Mass Destruction’s centerpiece is “Sing,” which a member of the AIDS-relief group the Generics introduces: “This is a call for the national implementation of mother-to-child transmission-prevention programs in all the maternity hospitals in South Africa.” (Bravo for the specificity, always welcome when it comes to issue songs.) “Sing” boasts an all-star “We Are the World”–style choir with Madonna, KT Tunstall, Sarah McLachlan, Melissa Etheridge, Gladys Knight, Joss Stone, and 17 others. And no, the pomp and circumstance isn’t spared on this one. But it’s not just the gravity of AIDS that keeps the tune grounded, it’s also Lennox’s elegant lyrics, which redeem shopworn ideas about female empowerment.
Harry told me one thing that links her, Lennox, and Siouxsie Sioux is their common background in urban areas and how that has an impact on a musician’s ear for atmosphere. That rings true nowhere more than on Mantaray (W14/Decca), Siouxsie’s solo debut after a long career recording with the Banshees and the Creatures. This is a dark, funky album full of clanging percussion, smeared textures, and distorted guitars. If age has cooled the big-city burn with which Siouxsie used to reflect the grim tumult of late-’70s London, Mantaray doesn’t show it.

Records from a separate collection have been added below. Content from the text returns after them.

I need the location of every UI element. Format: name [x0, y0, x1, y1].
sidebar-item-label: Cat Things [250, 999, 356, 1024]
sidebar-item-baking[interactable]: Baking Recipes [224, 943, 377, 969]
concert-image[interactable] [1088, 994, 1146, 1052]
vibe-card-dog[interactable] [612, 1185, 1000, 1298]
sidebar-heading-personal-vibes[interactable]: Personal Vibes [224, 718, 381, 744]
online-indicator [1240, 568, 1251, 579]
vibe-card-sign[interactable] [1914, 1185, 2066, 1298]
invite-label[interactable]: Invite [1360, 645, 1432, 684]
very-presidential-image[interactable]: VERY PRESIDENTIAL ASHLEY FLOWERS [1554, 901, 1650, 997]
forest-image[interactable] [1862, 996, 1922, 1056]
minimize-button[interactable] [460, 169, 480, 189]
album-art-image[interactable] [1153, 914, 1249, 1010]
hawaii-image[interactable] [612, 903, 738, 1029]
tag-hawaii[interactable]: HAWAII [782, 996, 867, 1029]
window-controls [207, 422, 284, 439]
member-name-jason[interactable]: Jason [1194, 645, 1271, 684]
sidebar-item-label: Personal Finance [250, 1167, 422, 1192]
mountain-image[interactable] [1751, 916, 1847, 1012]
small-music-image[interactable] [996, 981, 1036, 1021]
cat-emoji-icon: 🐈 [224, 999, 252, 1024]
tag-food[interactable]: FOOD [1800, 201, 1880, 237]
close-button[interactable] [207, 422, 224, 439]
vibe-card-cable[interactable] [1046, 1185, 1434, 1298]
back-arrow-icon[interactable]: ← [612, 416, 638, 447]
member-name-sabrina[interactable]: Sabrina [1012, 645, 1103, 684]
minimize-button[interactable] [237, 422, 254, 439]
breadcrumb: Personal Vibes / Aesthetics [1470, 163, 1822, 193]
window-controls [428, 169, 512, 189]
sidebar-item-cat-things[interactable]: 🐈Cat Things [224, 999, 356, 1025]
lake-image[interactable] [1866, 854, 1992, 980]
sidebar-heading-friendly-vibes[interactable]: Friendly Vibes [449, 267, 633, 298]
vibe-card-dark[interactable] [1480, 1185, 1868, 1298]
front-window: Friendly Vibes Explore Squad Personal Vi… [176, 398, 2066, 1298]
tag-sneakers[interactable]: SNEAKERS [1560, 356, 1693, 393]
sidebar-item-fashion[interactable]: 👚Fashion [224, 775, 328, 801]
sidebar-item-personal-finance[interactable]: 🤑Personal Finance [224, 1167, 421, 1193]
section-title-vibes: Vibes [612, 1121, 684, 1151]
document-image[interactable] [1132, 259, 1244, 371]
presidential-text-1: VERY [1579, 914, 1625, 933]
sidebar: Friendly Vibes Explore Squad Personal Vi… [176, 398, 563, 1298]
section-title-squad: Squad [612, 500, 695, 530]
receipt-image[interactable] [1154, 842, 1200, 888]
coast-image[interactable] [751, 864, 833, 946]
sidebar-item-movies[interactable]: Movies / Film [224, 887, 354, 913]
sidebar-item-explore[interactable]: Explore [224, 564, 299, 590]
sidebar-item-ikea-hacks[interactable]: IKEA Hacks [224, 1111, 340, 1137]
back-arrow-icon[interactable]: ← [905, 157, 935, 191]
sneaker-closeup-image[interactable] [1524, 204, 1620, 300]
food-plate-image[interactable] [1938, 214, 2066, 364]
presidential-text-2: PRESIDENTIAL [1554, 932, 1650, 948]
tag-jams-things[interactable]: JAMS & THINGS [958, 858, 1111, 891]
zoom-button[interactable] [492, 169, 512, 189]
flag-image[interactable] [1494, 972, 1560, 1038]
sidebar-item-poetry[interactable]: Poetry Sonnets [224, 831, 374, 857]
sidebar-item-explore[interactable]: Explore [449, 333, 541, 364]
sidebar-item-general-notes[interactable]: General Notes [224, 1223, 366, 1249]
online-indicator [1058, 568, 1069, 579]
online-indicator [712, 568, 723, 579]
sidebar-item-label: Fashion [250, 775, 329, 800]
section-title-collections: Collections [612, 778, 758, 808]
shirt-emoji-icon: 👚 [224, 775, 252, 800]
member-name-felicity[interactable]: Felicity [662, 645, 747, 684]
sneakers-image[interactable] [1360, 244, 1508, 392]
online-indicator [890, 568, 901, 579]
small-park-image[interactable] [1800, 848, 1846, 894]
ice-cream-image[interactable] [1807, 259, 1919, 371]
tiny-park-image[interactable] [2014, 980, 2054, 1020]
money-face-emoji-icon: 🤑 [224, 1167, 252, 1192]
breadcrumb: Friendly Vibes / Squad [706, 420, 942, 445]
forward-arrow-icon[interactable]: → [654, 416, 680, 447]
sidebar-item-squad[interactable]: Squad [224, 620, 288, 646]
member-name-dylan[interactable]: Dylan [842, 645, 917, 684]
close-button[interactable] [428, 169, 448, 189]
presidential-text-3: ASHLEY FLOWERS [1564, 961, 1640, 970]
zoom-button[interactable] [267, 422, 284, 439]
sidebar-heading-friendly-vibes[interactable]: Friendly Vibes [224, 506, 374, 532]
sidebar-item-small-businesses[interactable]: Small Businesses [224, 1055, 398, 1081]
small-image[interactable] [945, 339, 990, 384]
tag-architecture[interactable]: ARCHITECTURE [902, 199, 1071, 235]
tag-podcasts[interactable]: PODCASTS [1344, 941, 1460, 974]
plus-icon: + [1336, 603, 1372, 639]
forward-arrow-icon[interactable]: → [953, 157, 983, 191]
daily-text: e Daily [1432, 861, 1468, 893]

Unlike Harry and Lennox — and despite countless instances of her latter-day influence — Siouxsie has never become a mainstream pop star, operating instead at the margins in a way that’s allowed her to follow her inspiration with little regard for commercial appeal. That could be one reason her album offers less in the way of hooks or catchy choruses than Necessary Evil or Songs ofMass Destruction. But despite its thorny art-rock surfaces, Mantaray still enjoys a kind of high-gloss glamor: these are sensual, darkly comic goth-cabaret tunes out of a Tim Burton film or something starring Helena Bonham Carter. Listen to “Sea of Tranquility,” in which a death-rattle beat shuffles away beneath sawing strings and murky electric-guitar reverb while Siouxsie purrs sexily about “forensic traces” and “footsteps on an ocean bed.” Or check out “Here Comes That Day,” a stomping big-band number where Siouxsie can’t hide the glee she finds in announcing the impending arrival of “rain on your parade” as the Mission: Impossible theme disintegrates behind her. Harry may admit to having no method in her madness, but on Mantaray Siouxsie’s cunning — and her demons — are as plain as day.